Traditional USB connectors were not specified with close tolerances for dimensions, which results in such problems in ensuring good contact between connectors of different makes. Cost reduction, by reducing materials used, and unconventional USB connector designs also can cause issues. Connectors wear out and become damaged over time. Newer connectors such as USB-C are much tighter on tolerances and should improve the situation, despite the smaller connectors and contact areas.

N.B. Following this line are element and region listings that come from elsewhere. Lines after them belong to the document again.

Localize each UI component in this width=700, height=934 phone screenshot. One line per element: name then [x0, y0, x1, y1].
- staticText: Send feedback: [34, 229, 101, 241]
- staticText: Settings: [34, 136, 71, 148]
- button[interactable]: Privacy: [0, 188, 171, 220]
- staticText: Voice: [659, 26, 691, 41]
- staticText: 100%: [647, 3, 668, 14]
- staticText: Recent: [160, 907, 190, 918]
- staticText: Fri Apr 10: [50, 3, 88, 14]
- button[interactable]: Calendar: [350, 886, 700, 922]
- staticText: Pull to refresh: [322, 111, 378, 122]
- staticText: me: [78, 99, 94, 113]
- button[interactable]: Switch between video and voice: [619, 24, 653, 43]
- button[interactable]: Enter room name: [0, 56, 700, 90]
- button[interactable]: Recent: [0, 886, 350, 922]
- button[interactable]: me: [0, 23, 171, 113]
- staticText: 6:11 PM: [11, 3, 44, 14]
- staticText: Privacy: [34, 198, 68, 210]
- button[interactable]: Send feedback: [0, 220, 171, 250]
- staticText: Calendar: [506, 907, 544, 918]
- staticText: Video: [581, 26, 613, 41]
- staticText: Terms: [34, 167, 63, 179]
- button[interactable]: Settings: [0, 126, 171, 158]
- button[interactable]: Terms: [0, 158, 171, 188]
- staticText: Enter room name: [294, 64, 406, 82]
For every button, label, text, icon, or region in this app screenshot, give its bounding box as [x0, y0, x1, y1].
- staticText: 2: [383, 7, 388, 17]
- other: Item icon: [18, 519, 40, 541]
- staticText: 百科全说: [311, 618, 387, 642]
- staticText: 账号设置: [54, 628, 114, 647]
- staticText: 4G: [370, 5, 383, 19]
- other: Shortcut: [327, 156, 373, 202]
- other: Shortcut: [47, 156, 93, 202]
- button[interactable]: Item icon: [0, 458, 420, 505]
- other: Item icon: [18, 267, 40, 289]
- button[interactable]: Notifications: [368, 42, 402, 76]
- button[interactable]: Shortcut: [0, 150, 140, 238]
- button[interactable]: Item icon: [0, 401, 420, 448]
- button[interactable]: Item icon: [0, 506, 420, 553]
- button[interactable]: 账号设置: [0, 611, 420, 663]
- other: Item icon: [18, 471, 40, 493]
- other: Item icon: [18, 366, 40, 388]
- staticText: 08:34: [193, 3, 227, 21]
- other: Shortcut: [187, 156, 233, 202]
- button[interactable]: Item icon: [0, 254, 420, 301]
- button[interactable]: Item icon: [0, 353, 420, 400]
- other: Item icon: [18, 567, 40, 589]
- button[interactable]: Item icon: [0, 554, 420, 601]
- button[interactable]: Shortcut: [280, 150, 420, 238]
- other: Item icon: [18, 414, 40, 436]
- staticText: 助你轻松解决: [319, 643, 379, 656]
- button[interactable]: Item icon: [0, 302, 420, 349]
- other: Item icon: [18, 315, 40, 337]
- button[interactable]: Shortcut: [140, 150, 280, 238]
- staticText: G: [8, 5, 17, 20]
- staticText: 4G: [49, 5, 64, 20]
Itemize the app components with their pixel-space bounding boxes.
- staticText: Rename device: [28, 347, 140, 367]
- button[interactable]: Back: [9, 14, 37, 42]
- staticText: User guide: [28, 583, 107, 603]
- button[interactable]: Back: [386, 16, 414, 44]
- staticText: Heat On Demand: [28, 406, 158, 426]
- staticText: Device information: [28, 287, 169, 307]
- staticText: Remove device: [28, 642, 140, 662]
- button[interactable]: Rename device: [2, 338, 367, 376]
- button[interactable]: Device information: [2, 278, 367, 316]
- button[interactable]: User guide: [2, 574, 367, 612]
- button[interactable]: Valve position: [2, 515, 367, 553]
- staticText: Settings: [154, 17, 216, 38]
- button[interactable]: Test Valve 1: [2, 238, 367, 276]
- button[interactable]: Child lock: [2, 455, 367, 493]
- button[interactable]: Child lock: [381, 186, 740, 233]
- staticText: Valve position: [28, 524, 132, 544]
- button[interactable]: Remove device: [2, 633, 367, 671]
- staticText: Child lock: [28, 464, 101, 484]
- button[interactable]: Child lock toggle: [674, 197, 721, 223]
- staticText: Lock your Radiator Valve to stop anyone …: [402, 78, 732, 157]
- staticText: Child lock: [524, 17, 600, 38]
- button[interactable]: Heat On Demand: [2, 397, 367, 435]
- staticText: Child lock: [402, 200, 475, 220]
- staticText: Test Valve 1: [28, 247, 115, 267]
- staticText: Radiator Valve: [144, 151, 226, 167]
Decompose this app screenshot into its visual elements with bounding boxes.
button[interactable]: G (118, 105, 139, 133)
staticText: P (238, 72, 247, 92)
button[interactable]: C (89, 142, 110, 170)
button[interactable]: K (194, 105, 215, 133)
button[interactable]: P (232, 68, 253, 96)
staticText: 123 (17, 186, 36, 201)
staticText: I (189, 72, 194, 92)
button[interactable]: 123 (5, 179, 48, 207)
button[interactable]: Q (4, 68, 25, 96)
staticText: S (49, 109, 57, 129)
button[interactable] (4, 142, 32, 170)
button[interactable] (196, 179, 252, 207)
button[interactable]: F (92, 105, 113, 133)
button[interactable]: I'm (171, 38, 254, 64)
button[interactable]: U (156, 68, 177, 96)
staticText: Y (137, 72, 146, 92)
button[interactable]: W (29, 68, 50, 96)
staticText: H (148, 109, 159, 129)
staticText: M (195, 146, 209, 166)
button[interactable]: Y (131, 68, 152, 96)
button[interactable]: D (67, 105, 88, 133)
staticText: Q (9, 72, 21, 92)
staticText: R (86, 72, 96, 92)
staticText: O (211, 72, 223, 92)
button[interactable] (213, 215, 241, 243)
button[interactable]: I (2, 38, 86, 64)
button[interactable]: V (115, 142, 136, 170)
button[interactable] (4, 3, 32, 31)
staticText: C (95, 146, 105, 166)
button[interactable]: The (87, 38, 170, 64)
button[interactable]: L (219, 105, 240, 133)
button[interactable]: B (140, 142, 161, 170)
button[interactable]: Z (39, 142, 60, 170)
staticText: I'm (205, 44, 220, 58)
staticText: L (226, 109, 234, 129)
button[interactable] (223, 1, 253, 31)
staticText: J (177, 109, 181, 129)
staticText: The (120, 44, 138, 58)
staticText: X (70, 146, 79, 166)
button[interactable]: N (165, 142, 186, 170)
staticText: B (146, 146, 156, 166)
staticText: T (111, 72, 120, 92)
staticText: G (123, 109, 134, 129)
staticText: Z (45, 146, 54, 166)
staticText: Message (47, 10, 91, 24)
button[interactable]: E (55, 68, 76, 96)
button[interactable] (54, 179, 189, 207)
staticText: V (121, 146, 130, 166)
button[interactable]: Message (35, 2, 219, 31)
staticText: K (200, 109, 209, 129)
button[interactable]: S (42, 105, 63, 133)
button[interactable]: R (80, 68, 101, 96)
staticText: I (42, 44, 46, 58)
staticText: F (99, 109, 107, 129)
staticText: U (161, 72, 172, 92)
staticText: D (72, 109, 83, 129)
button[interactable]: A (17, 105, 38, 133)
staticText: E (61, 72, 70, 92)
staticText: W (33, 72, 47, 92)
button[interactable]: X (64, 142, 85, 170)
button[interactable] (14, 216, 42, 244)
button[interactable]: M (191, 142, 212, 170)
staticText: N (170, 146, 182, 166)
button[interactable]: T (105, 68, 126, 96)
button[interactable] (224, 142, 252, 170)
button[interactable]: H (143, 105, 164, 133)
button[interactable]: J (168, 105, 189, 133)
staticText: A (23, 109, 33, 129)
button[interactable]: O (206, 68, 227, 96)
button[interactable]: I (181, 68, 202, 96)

The solution to the issue is, unfortunately, not so simple for existing “legacy” USB connectors. Most of the time, consumers have absolutely no say about the connectors used in their devices, chargers, cables, etc. and take it for granted that it works well as it’s “USB” standard. Ensuring that products use “name brand” connectors from trusted connector companies (e.g. Amphenol, Molex, Foxconn, Pheonix Contact, etc) that are properly terminated can help. Reducing unnecessary connection/disconnection to avoid wear and avoiding physical strain on the connector is also advised. In a pinch, the situation might be helped by “crimping” the connector slightly, but that is likely to cause accelerated connector wear and is not advised.
Aside from the connector, the wire-to-connector joint is also a potentially vulnerable point, as well as the insulation within the cable assembly. Reports of “phone fires” and “connector melting” often fail to distinguish as to the true cause.